The Australian federal government announced the new legislation that will ban the use of credit cards for online betting. According to The Adviser, the government’s regulatory move will be taken to  “protect vulnerable consumers from gambling harms.”

The legislation will prohibit online gambling companies to accept credit cards for online wagering. It will amend the application of the Interactive Gambling Act 2001 to encompass all online betting operations and only exclude lottery from the ban as these operations are reportedly considered by the government ”a low-risk to gambling harm”.
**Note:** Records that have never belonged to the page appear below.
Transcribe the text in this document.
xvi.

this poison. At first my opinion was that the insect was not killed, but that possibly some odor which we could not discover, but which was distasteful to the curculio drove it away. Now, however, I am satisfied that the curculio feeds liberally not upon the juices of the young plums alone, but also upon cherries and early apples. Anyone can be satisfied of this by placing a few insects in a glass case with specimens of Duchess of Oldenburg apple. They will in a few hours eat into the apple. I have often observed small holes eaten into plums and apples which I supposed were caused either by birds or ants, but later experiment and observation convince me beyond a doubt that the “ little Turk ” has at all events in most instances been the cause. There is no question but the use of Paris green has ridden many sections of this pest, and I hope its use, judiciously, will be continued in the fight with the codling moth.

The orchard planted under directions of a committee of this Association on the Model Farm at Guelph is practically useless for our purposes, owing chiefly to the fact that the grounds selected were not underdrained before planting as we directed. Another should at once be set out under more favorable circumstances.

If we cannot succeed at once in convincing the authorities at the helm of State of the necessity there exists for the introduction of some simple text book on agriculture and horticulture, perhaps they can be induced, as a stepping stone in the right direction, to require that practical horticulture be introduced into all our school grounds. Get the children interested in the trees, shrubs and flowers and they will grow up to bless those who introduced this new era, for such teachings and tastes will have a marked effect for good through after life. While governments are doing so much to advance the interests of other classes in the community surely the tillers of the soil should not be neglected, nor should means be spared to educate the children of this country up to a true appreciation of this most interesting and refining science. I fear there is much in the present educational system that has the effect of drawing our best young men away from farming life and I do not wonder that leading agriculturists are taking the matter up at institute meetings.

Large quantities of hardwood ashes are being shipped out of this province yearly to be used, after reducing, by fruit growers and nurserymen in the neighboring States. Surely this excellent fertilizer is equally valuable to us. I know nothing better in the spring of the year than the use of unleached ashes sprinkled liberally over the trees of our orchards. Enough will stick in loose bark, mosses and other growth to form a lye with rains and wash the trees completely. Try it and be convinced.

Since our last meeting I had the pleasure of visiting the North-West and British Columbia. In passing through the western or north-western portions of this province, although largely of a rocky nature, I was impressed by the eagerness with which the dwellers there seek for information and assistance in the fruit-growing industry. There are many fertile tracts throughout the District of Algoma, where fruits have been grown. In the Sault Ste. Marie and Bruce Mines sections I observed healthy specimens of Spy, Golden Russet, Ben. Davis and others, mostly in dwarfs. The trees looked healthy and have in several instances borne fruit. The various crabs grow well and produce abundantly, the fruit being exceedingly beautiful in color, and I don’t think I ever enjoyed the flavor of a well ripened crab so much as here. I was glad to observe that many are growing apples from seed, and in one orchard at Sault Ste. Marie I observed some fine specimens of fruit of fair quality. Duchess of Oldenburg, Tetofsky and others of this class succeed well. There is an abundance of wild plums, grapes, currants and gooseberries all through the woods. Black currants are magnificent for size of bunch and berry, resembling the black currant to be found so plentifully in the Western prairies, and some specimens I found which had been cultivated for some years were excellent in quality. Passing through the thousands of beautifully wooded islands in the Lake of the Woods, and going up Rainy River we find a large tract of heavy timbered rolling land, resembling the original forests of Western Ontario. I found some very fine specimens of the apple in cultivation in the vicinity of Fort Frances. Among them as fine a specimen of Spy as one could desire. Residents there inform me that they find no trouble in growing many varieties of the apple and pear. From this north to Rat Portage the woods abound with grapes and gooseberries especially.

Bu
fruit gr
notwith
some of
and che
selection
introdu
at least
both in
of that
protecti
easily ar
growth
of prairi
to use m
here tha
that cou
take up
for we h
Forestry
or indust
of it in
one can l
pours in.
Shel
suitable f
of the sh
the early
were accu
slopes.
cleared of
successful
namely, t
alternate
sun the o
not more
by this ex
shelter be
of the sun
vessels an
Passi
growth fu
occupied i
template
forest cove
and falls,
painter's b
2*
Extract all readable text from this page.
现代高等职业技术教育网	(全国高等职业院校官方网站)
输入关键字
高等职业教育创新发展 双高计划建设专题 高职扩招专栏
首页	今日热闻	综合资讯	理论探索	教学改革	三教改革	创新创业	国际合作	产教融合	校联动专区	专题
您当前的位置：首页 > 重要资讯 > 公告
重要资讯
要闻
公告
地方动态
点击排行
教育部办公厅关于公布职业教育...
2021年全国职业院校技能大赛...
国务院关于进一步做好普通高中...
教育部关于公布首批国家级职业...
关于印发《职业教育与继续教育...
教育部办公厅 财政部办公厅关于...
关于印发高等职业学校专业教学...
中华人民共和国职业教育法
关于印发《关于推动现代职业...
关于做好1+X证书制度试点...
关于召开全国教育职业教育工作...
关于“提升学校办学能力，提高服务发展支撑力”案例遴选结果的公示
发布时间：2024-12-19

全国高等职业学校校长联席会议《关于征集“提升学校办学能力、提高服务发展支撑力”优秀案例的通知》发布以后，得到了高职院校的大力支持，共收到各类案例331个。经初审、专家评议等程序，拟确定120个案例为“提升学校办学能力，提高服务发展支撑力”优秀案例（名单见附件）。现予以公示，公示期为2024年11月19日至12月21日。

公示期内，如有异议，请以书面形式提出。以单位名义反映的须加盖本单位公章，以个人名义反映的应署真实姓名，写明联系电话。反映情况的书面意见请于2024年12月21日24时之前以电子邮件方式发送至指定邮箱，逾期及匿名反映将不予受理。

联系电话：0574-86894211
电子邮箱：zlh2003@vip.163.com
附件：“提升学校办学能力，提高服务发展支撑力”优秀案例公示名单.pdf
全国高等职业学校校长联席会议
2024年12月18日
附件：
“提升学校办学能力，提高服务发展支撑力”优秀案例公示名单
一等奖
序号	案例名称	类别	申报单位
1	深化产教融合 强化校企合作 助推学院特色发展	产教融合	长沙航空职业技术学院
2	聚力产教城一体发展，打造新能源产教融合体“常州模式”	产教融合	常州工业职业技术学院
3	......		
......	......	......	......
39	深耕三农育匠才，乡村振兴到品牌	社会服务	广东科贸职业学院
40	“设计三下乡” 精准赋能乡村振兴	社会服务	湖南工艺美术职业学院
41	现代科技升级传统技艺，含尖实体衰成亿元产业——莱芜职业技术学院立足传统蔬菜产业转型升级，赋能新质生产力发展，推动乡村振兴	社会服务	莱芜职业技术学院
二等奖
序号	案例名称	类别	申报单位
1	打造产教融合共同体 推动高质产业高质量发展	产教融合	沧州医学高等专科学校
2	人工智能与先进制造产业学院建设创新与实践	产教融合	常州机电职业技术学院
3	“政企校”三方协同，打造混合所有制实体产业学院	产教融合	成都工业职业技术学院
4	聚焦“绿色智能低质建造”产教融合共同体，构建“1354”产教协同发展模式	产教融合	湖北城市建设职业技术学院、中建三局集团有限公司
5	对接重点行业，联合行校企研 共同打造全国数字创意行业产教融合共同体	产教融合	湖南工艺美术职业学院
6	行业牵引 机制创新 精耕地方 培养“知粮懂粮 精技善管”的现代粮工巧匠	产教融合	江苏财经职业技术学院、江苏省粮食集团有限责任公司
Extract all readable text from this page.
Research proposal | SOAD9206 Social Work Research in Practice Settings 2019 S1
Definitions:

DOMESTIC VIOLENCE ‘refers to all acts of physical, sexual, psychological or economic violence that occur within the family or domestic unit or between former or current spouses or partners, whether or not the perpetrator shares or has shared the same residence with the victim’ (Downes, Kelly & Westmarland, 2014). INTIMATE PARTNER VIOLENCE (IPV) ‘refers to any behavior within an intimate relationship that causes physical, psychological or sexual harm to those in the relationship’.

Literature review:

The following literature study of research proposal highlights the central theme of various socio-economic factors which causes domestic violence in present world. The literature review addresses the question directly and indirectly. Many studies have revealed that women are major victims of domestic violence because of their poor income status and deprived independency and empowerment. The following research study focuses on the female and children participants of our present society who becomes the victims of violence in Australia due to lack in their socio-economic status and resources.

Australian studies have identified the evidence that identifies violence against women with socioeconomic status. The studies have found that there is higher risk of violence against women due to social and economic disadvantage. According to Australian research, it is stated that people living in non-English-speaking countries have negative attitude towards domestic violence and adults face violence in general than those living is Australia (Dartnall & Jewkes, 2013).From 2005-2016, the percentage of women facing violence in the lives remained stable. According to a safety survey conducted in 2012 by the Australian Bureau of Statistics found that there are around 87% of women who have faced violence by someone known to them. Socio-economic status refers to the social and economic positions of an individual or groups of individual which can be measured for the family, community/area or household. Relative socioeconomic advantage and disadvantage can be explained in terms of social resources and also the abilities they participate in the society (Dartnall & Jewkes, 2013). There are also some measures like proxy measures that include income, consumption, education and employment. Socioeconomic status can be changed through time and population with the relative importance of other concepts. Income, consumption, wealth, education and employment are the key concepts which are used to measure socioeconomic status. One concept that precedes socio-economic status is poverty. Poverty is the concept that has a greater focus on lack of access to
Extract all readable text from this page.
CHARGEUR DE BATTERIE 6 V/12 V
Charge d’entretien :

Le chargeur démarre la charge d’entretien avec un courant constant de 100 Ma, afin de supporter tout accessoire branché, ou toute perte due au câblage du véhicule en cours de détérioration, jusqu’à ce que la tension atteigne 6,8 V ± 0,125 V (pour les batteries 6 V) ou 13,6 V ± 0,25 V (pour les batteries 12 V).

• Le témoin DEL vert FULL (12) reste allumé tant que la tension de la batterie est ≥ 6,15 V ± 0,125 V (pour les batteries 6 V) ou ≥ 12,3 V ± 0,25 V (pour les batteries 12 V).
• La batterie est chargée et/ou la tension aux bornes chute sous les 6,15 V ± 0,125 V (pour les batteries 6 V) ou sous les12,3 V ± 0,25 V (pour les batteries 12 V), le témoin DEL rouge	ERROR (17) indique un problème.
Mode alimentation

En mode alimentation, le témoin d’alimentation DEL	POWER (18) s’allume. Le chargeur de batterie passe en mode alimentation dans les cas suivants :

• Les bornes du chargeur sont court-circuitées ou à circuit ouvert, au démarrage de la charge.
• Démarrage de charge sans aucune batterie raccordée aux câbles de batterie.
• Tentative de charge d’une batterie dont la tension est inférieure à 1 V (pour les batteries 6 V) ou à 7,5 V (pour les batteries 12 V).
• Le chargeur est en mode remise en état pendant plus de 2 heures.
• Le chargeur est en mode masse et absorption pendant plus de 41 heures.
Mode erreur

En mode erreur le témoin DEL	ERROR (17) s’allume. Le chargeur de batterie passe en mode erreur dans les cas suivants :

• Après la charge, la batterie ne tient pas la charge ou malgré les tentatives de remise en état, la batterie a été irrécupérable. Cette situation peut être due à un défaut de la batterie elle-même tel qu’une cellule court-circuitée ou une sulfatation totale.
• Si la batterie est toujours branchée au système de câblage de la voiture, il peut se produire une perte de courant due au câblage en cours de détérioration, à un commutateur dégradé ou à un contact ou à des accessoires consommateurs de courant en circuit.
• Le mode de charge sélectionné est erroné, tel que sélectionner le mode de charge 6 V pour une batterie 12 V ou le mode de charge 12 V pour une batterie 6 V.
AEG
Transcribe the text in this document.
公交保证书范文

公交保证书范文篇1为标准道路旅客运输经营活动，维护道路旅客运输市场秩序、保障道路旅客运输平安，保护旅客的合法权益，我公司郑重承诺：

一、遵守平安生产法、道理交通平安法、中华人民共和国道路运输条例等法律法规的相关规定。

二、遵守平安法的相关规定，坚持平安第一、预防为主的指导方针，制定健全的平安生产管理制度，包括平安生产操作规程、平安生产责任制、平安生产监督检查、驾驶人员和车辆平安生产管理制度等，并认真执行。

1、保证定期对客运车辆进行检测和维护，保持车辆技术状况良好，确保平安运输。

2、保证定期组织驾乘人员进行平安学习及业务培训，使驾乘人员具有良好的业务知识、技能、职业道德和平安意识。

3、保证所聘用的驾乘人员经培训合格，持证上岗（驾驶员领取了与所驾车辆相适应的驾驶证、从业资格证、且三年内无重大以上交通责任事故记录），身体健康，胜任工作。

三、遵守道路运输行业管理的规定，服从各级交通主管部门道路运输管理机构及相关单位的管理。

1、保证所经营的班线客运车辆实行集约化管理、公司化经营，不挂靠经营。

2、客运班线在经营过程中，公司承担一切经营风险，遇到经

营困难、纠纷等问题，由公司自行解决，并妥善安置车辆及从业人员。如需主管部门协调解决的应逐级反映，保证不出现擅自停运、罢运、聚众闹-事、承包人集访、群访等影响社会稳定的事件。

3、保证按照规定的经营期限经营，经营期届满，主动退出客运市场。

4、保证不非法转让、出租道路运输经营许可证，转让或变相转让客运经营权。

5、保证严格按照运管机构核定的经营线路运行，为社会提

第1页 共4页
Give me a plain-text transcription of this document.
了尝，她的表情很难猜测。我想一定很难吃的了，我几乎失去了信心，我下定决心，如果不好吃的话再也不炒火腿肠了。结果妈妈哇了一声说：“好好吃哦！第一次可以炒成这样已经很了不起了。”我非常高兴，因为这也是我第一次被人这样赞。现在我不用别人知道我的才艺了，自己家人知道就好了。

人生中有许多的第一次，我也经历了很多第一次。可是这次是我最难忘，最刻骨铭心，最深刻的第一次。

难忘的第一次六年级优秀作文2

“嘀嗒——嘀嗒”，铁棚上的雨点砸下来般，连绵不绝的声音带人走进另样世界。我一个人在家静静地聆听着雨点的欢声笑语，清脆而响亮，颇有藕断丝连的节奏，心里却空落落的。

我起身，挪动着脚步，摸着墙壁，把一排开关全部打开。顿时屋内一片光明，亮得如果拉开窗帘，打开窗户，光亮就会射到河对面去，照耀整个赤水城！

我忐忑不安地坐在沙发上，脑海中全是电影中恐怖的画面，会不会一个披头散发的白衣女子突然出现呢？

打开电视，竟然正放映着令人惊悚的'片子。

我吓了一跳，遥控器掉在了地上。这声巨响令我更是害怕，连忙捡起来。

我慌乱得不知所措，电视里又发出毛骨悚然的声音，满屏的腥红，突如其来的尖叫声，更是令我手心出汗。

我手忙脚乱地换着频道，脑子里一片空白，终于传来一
As the source reports, the legislation would treat online gambling in the same way as land-based gambling. Therefore the credit car ban in land-based casinos will equally apply to online wagering operators. Technical implementation is reportedly being discussed but it seems more likely that bank identification numbers (BIN) will be used to block transactions in a similar manner used by casinos and poker machine facilities to suspend withdrawals from ATMs.

Reducing Gambling Harm:

According to The Adviser, the federal Minister for Communications, Michelle Rowland MP said Friday that “legislating a ban on the use of credit cards for online gambling will help protect vulnerable Australians and their loved ones”. The reason for the governmental move seems derived from the data showing that Australia sustains around $ 25 billion in adult gambling losses, which is the highest figure in the world.

According to The Australian Institute of Family Studies, around 7.2 percent of Australians are affected by gambling harm, which is likely to affect their family and friends as well and significantly increase the percentage.  Rowland, therefore, stood for the credit card ban and reportedly said: “It’s as simple as this: people should not be betting with money they do not have.”

A Positive Step:

The Minister for Social Services, Amanda Rishworth, reportedly added: “The Albanese Labor Government is committed to creating a better Australia. Minimizing the harm caused by problem online wagering is a key part of achieving that goal. Importantly, minimizing this harm is not a set-and-forget exercise. Bringing online wagering into line with land‑based gambling, where credit cards cannot be used, is another positive step.”

Amanda Rishworth reportedly added that the Interactive Gambling Act 2001 will be amended later this year and that the Government will fully empower The Australian Communications and Media Authority (ACMA) to enforce the ban. According to The Adviser, the government is also seeking agreement from the states and territories about the minimum ban requirements.

ABA Supports the Proposal:

The source further reports that Australian Banking Association (ABA) has agreed with the ban announcement and reported that its recent survey found that 81 percent of Australians support the ban on gambling with credit cards.

ABA chief executive Anna Bligh reportedly commented: “The ABA has advocated for a number of years for consistency regarding the use of credit cards for gambling and strongly welcomes the federal government’s announcement (on Friday [28 April]) to ban credit cards for online gambling.”

She continued: ”Using credit cards for gambling can create unique harm where large amounts of debt can be accumulated in a short period. For people with a gambling addiction, a credit card can lead to severe financial stress for the individual and their family. The online gambling credit card ban will go a long way to help people experiencing gambling harm to keep control of their finances.”

Australians Support Restrictions:

Bligh reportedly referred to the difference between the credit card practice in online and in-land gambling facilities as an “absurd reality” as anyone blocked from using the betting counter in a pub could still use the betting up and the credit card in the same facility.

Bligh reportedly said: “The overwhelming majority of Australians will applaud this decision. A survey commissioned by the ABA in 2020 showed 81 percent believe there should be restrictions on using credit cards for gambling, with over half (54 percent) stating their use should be banned altogether.” She added that Australian banks had already introduced a set of tools to help customers manage their gambling use, such as low or no-interest credit cards that do not allow gambling transactions.

The House of Representatives standing committee on social policy and legal affairs is currently studying the impact of online gambling and the extent of the gambling harm to suggest future governmental actions.